While the conversation about this new rule has mostly centered on what it means for large organizations, some of the franchisees and other small business owners caught in the middle tell the Wall Street Journal’s Melanie Trottman that they are worried about what it means for their ability to expand:
Franchisees … say they could lose their independence to hire, fire and manage workers as they please. They are also concerned about becoming too independent: Some say their franchisers have scaled back worker training tools and other guidance, fearing regulators would view such involvement as joint-employer-like control. Businesses say they are in a regulatory limbo because the new standard is vague about what constitutes control. The previous test measured the direct control one business had over working conditions of people employed by another business. Now, even indirect control can count.
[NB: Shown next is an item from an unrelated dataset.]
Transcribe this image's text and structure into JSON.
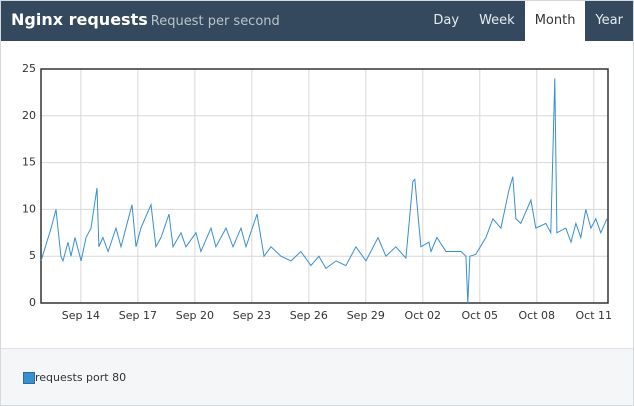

At least in the US, a college degree is no longer optional for employment in the professional realm. More Americans hold bachelor’s degrees than ever before (nearly a third of Americans over 25, according to the National Center for Education Statistics), and employers know it. A CareerBuilder survey conducted late last year found that employers were increasingly hiring college graduates for jobs that used to only require a high school diploma, and advanced degree holders for jobs primarily held by BAs. Now, CareerBuilder’s Pete Jansons presents more findings showing that small enterprises are also a part of this trend:
According to recent CareerBuilder research, more than 1 in 4 small business employers (26 percent) say they have increased their educational requirements for jobs over the last five years. One in five employers (20 percent) are hiring more employees with master’s degrees for positions that primarily had been held by those with college (4-year) degrees, and 3 in 10 (30 percent) are hiring more employees with college degrees for positions that primarily had been held by those with high school degrees.
Higher degrees are also influencing promotion decisions. Thirty-five percent of small business employers say they are unlikely or highly unlikely to promote someone who does not have a college degree.